Il peccato strutturale
Nel cristianesimo colui che si è posto tali interrogativi, e si è interrogato rispetto ai mali strutturali della società occidentale, è stato S. Francesco. Egli vide, in anticipo, le strutture sociali negative dell’Occidente, il capitalismo (in suo padre Bernardone e nei mercanti di stoffe del tempo) e il militarismo (nelle guerre a cui aveva partecipato in gioventù e nelle Crociate); a queste strutture sociali ha risposto con il “non attaccamento ai beni” e con il saluto che ognuno della “Compagnia della Pace”, che lui aveva fondato, rivolgeva alla gente: “La pace del Signore sia con te!”. Con ciò ha saputo fare politica dentro la Chiesa e nella storia dell’umanità.
Il male strutturale è stato chiarito con precisione teologica da Lanza del Vasto quando, da discepolo cattolico di Gandhi, ha interpretato in maniera sociale la Bibbia di Genesi 3 (Peccato Originale) e di Apocalisse 13 (Due Bestie che bestemmiano Dio e soggiogano l’umanità). Questi racconti trattano i due tipi estremi di peccato strutturale: il primo peccato è quello che sta all’origine di ogni aggregazione umana, la quale può essere trasformata dai tanti interessi egoistici individuali, coperti dalle regole del gioco, in una piramide di potere sui più deboli; e il secondo peccato strutturale è quello di un regime totalitario che opprime la vita spirituale e sociale di tutti. Lanza del Vasto ha pure chiarito che ci si converte da un peccato strutturale uscendo dalle sue strutture (a costo di una disobbedienza civile), lottando contro di esso (cioè contro le strutture sociali negative che lo esprimono) e ricostruendo in positivo le organizzazioni contestate (programma costruttivo di Gandhi). Il sermone del monte, caro anche a Gandhi, indica la dinamica delle conversioni strutturali del Cristianesimo.

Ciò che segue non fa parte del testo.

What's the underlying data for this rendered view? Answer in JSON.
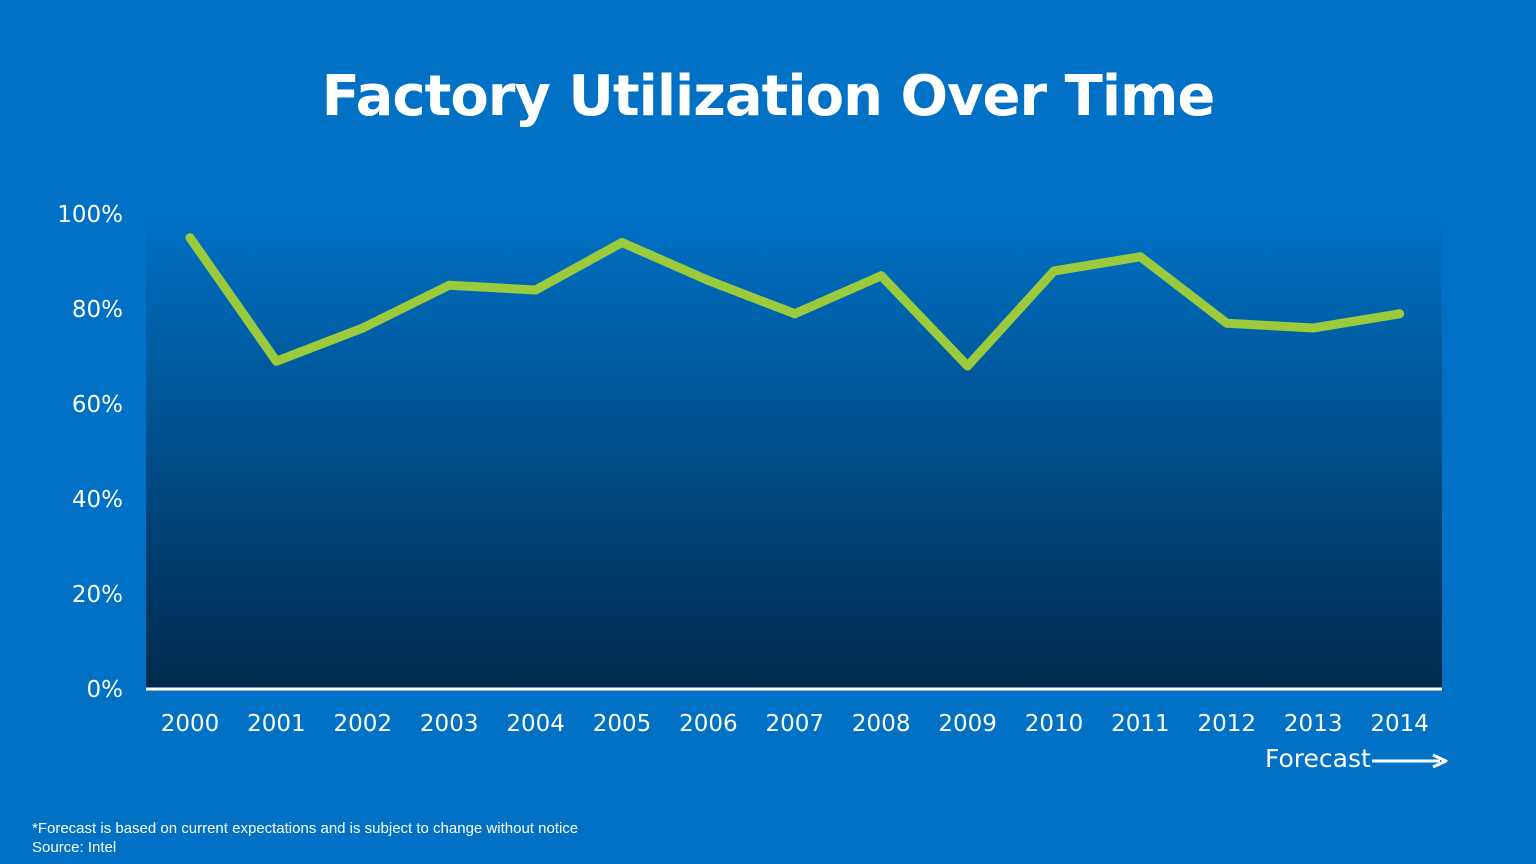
{
  "slide": {
    "title": "Factory Utilization Over Time",
    "footnote": "*Forecast  is based on current expectations and is subject to change without notice",
    "source": "Source: Intel",
    "background_color": "#0071c5"
  },
  "chart_data": {
    "type": "area",
    "title": "Factory Utilization Over Time",
    "xlabel": "",
    "ylabel": "",
    "categories": [
      "2000",
      "2001",
      "2002",
      "2003",
      "2004",
      "2005",
      "2006",
      "2007",
      "2008",
      "2009",
      "2010",
      "2011",
      "2012",
      "2013",
      "2014"
    ],
    "series": [
      {
        "values": [
          95,
          69,
          76,
          85,
          84,
          94,
          86,
          79,
          87,
          68,
          88,
          91,
          77,
          76,
          79
        ],
        "color": "#9bcb3c"
      }
    ],
    "ylim": [
      0,
      100
    ],
    "yticks": [
      "0%",
      "20%",
      "40%",
      "60%",
      "80%",
      "100%"
    ],
    "ytick_values": [
      0,
      20,
      40,
      60,
      80,
      100
    ],
    "grid": false,
    "legend": "none",
    "forecast_label": "Forecast",
    "area_gradient": [
      "#0071c5",
      "#002a4e"
    ]
  }
}
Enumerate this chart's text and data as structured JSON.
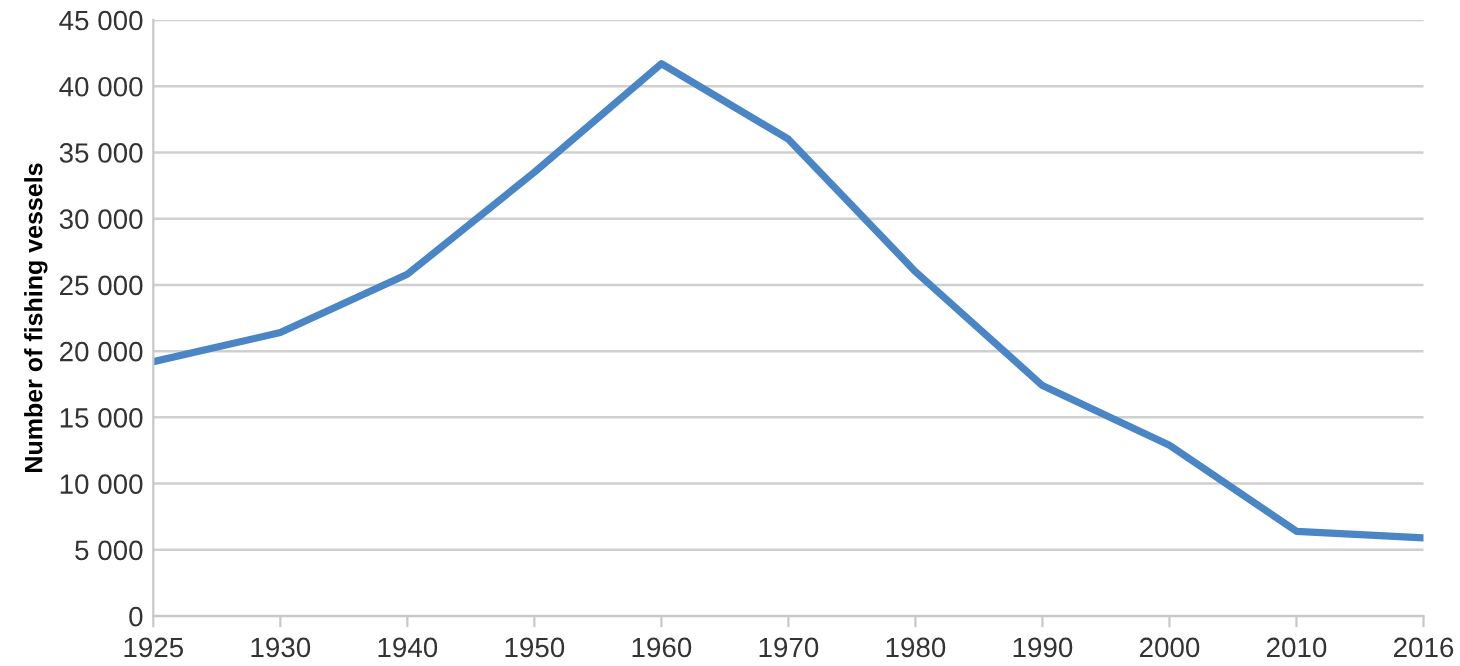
{
  "chart_data": {
    "type": "line",
    "ylabel": "Number of fishing vessels",
    "categories": [
      "1925",
      "1930",
      "1940",
      "1950",
      "1960",
      "1970",
      "1980",
      "1990",
      "2000",
      "2010",
      "2016"
    ],
    "series": [
      {
        "color": "#4a86c5",
        "values": [
          19200,
          21400,
          25800,
          33500,
          41700,
          36000,
          26000,
          17400,
          12900,
          6400,
          5900
        ]
      }
    ],
    "ylim": [
      0,
      45000
    ],
    "yticks": [
      0,
      {
        "value": 5000,
        "label": "5 000"
      },
      {
        "value": 10000,
        "label": "10 000"
      },
      {
        "value": 15000,
        "label": "15 000"
      },
      {
        "value": 20000,
        "label": "20 000"
      },
      {
        "value": 25000,
        "label": "25 000"
      },
      {
        "value": 30000,
        "label": "30 000"
      },
      {
        "value": 35000,
        "label": "35 000"
      },
      {
        "value": 40000,
        "label": "40 000"
      },
      {
        "value": 45000,
        "label": "45 000"
      }
    ],
    "grid": "y",
    "legend": false
  }
}
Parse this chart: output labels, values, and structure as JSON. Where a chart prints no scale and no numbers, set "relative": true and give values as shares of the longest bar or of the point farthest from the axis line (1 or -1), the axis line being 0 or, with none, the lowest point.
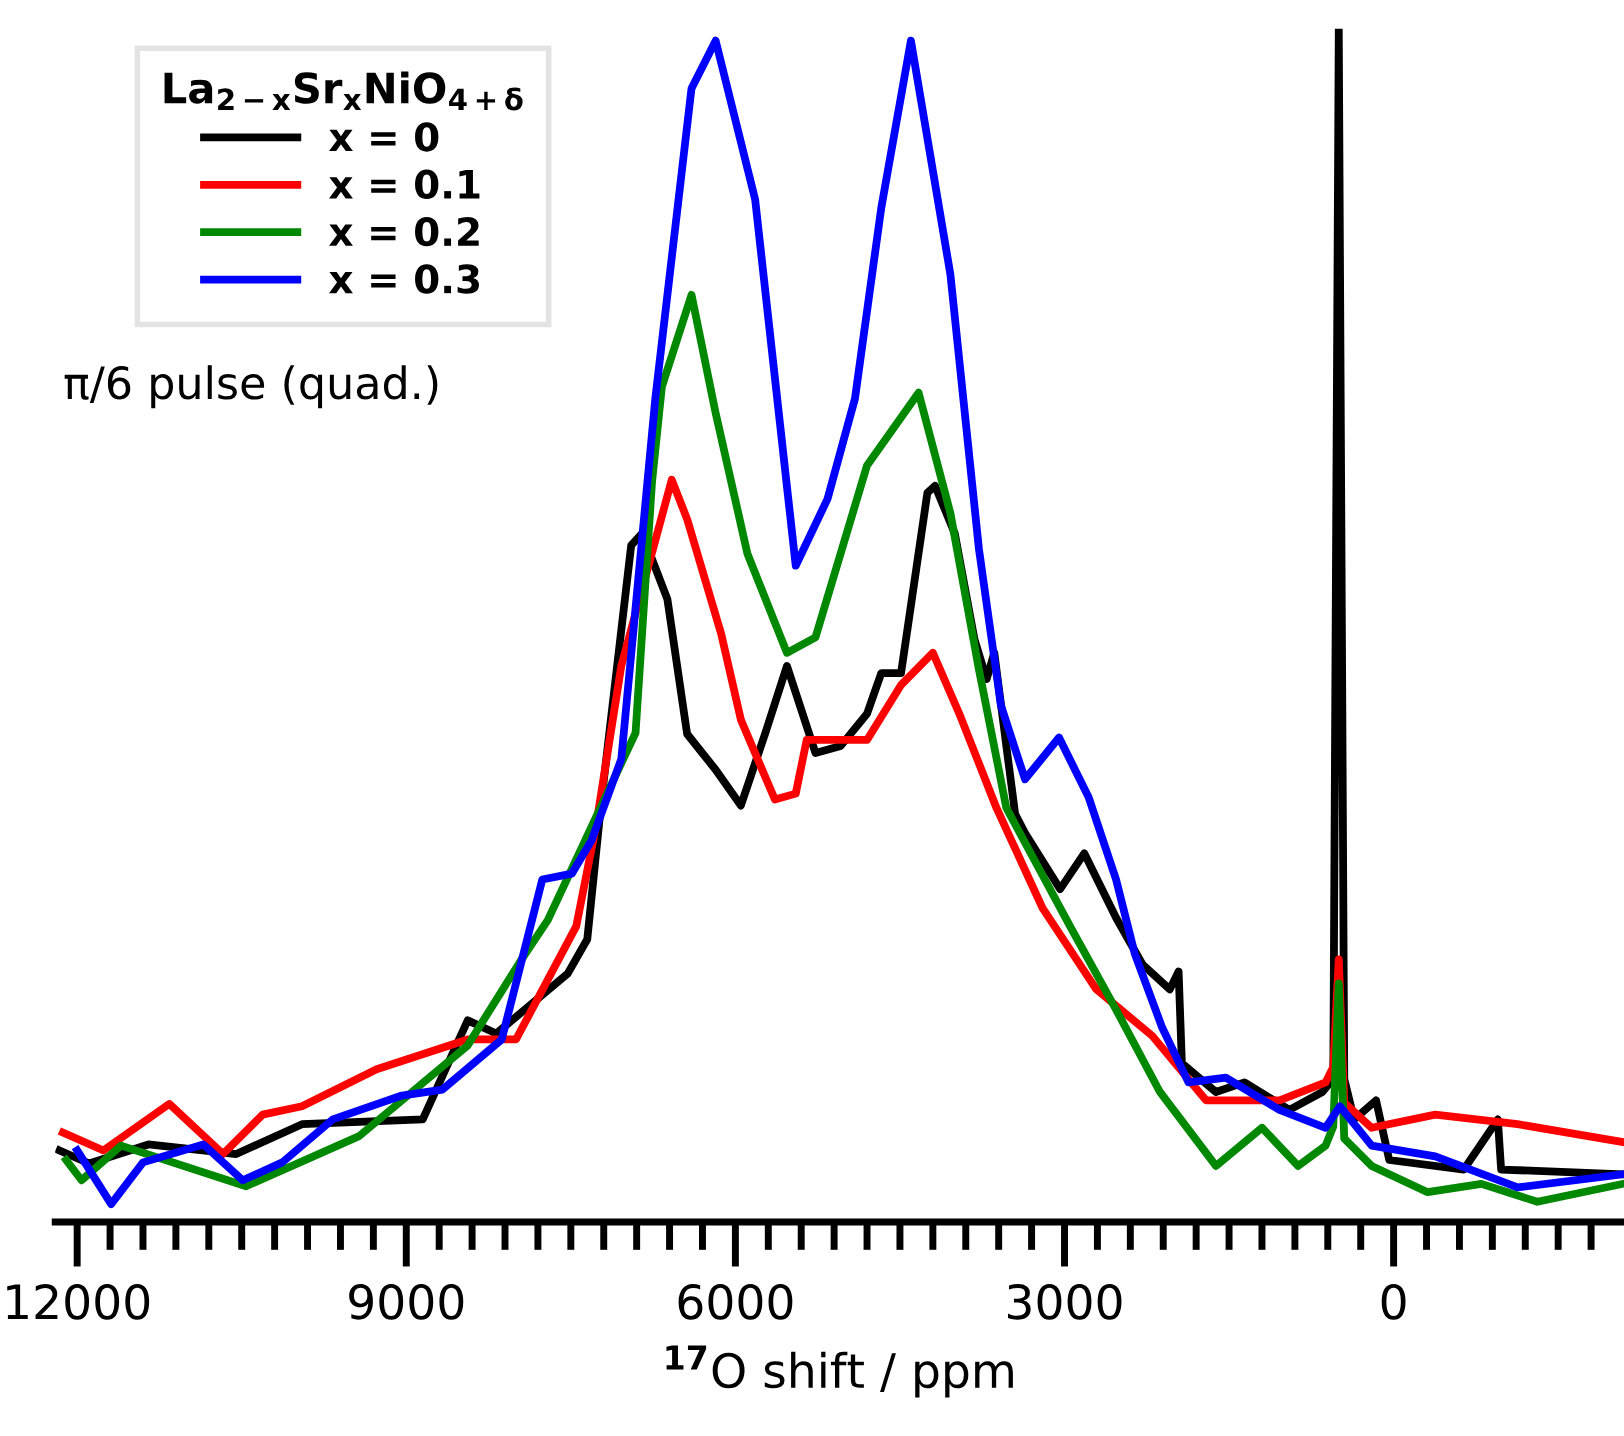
{
  "chart_data": {
    "type": "line",
    "relative": true,
    "xlabel": "$^{17}$O shift / ppm",
    "legend_title": "La$_{2−x}$Sr$_{x}$NiO$_{4+δ}$",
    "annotations": [
      "π/6 pulse (quad.)"
    ],
    "xlim": [
      12200,
      -2100
    ],
    "xticks": [
      12000,
      {
        "value": 11700,
        "label": null
      },
      {
        "value": 11400,
        "label": null
      },
      {
        "value": 11100,
        "label": null
      },
      {
        "value": 10800,
        "label": null
      },
      {
        "value": 10500,
        "label": null
      },
      {
        "value": 10200,
        "label": null
      },
      {
        "value": 9900,
        "label": null
      },
      {
        "value": 9600,
        "label": null
      },
      {
        "value": 9300,
        "label": null
      },
      9000,
      {
        "value": 8700,
        "label": null
      },
      {
        "value": 8400,
        "label": null
      },
      {
        "value": 8100,
        "label": null
      },
      {
        "value": 7800,
        "label": null
      },
      {
        "value": 7500,
        "label": null
      },
      {
        "value": 7200,
        "label": null
      },
      {
        "value": 6900,
        "label": null
      },
      {
        "value": 6600,
        "label": null
      },
      {
        "value": 6300,
        "label": null
      },
      6000,
      {
        "value": 5700,
        "label": null
      },
      {
        "value": 5400,
        "label": null
      },
      {
        "value": 5100,
        "label": null
      },
      {
        "value": 4800,
        "label": null
      },
      {
        "value": 4500,
        "label": null
      },
      {
        "value": 4200,
        "label": null
      },
      {
        "value": 3900,
        "label": null
      },
      {
        "value": 3600,
        "label": null
      },
      {
        "value": 3300,
        "label": null
      },
      3000,
      {
        "value": 2700,
        "label": null
      },
      {
        "value": 2400,
        "label": null
      },
      {
        "value": 2100,
        "label": null
      },
      {
        "value": 1800,
        "label": null
      },
      {
        "value": 1500,
        "label": null
      },
      {
        "value": 1200,
        "label": null
      },
      {
        "value": 900,
        "label": null
      },
      {
        "value": 600,
        "label": null
      },
      {
        "value": 300,
        "label": null
      },
      0,
      {
        "value": -300,
        "label": null
      },
      {
        "value": -600,
        "label": null
      },
      {
        "value": -900,
        "label": null
      },
      {
        "value": -1200,
        "label": null
      },
      {
        "value": -1500,
        "label": null
      },
      {
        "value": -1800,
        "label": null
      }
    ],
    "tick_labels": "x",
    "grid": false,
    "legend": "top left",
    "marker": "none",
    "line_style": "solid",
    "series": [
      {
        "name": "x = 0",
        "color": "#000000",
        "x": [
          12160,
          11890,
          11350,
          10550,
          9950,
          8850,
          8440,
          8180,
          7530,
          7350,
          7220,
          6950,
          6850,
          6620,
          6440,
          6180,
          5950,
          5730,
          5530,
          5270,
          5040,
          4800,
          4670,
          4490,
          4250,
          4180,
          4000,
          3820,
          3710,
          3640,
          3450,
          3360,
          3040,
          2820,
          2530,
          2290,
          2040,
          1960,
          1930,
          1620,
          1360,
          950,
          650,
          550,
          500,
          450,
          360,
          160,
          40,
          -640,
          -950,
          -980,
          -2090
        ],
        "values": [
          0.06,
          0.049,
          0.065,
          0.057,
          0.082,
          0.086,
          0.169,
          0.158,
          0.208,
          0.237,
          0.354,
          0.567,
          0.577,
          0.522,
          0.409,
          0.379,
          0.349,
          0.409,
          0.466,
          0.393,
          0.399,
          0.426,
          0.46,
          0.46,
          0.611,
          0.617,
          0.577,
          0.488,
          0.455,
          0.477,
          0.342,
          0.326,
          0.279,
          0.309,
          0.255,
          0.216,
          0.195,
          0.21,
          0.133,
          0.109,
          0.117,
          0.094,
          0.109,
          0.12,
          1.0,
          0.12,
          0.086,
          0.102,
          0.052,
          0.044,
          0.086,
          0.044,
          0.04
        ]
      },
      {
        "name": "x = 0.1",
        "color": "#ff0000",
        "x": [
          12130,
          11760,
          11160,
          10670,
          10310,
          9950,
          9270,
          8440,
          8000,
          7450,
          7270,
          7040,
          6580,
          6440,
          6130,
          5950,
          5640,
          5450,
          5350,
          4800,
          4490,
          4200,
          3950,
          3620,
          3200,
          2710,
          2200,
          1710,
          1040,
          620,
          550,
          500,
          450,
          200,
          -380,
          -1130,
          -2090
        ],
        "values": [
          0.075,
          0.06,
          0.099,
          0.057,
          0.09,
          0.097,
          0.128,
          0.153,
          0.153,
          0.248,
          0.332,
          0.466,
          0.622,
          0.589,
          0.493,
          0.421,
          0.354,
          0.359,
          0.404,
          0.404,
          0.45,
          0.477,
          0.424,
          0.347,
          0.263,
          0.195,
          0.156,
          0.102,
          0.102,
          0.117,
          0.13,
          0.22,
          0.1,
          0.079,
          0.09,
          0.082,
          0.067
        ]
      },
      {
        "name": "x = 0.2",
        "color": "#008800",
        "x": [
          12100,
          11960,
          11600,
          10460,
          9430,
          8440,
          7950,
          7710,
          6910,
          6760,
          6670,
          6400,
          6180,
          5890,
          5530,
          5270,
          4800,
          4330,
          4040,
          3780,
          3530,
          2950,
          2530,
          2130,
          1620,
          1200,
          870,
          620,
          550,
          500,
          450,
          200,
          -310,
          -800,
          -1310,
          -2090
        ],
        "values": [
          0.052,
          0.035,
          0.064,
          0.03,
          0.072,
          0.148,
          0.22,
          0.253,
          0.41,
          0.62,
          0.7,
          0.777,
          0.678,
          0.56,
          0.477,
          0.49,
          0.634,
          0.695,
          0.594,
          0.463,
          0.347,
          0.248,
          0.178,
          0.109,
          0.047,
          0.079,
          0.047,
          0.064,
          0.08,
          0.2,
          0.07,
          0.047,
          0.025,
          0.032,
          0.017,
          0.032
        ]
      },
      {
        "name": "x = 0.3",
        "color": "#0000ff",
        "x": [
          12000,
          11690,
          11400,
          10850,
          10490,
          10130,
          9670,
          9040,
          8670,
          8130,
          7760,
          7490,
          7310,
          7040,
          6730,
          6400,
          6180,
          5820,
          5450,
          5160,
          4910,
          4670,
          4400,
          4040,
          3780,
          3580,
          3360,
          3050,
          2780,
          2530,
          2360,
          2110,
          1870,
          1530,
          1040,
          620,
          490,
          200,
          -380,
          -1130,
          -2090
        ],
        "values": [
          0.06,
          0.015,
          0.05,
          0.065,
          0.035,
          0.05,
          0.086,
          0.106,
          0.111,
          0.153,
          0.287,
          0.292,
          0.32,
          0.388,
          0.69,
          0.95,
          0.99,
          0.857,
          0.55,
          0.606,
          0.69,
          0.85,
          0.99,
          0.794,
          0.564,
          0.433,
          0.371,
          0.406,
          0.356,
          0.287,
          0.225,
          0.163,
          0.117,
          0.121,
          0.094,
          0.079,
          0.097,
          0.064,
          0.055,
          0.029,
          0.04
        ]
      }
    ]
  }
}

Oggi, ogni grande tradizione è impegnata nel rileggere i propri testi sacri per capire spiritualmente la moderna struttura della vita sociale e per agire di conseguenza. Anche i monaci buddisti, quelli che hanno come massimo ideale della vita spirituale il nirvana, l’annullamento del sé e della società attorno a sé, anche loro si sono mossi per fare delle rivoluzioni; prima in Vietnam al tempo della guerra contro gli USA (furono la terza parte degli accordi finali di Parigi), poi in Myamar (ricordiamo Aung San Suu Kyi) e nel Tibet (che è senza esercito né si fa difendere da altri – come il Vaticano difeso dagli Stati nucleari Italia e USA).

Lanza Del Vasto
La nuova vita interiore propone tutta una modalità alternativa di vita. Lanza del Vasto l’ha concretizzata fondando la comunità interreligiosa dell’Arca (che tra i sette voti ha quello della nonviolenza). I buddisti hanno proprio un Ordine specifico per la pace e la nonviolenza, che costruisce pagode della pace nel mondo (uno di questi monaci dal tempo dei missili vive a Comiso). Tra i cristiani, era sorto l’Ordine francescano; ma, nonostante esso si sia suddiviso secondo le più disparate direzioni spirituali, nessuna di esse ha ritrovato lo spirito originario di dedicarsi alla Pace con un voto specifico (né si ricorda dell’obiezione di coscienza, che era inclusa dalla regola primitiva). A quando allora un Ordine cristiano che, con la sua struttura, manifesti la conversione dell’Occidente a un cristianesimo rinnovato nonviolentemente, e che, per voto, si dedichi alla Pace nel mondo?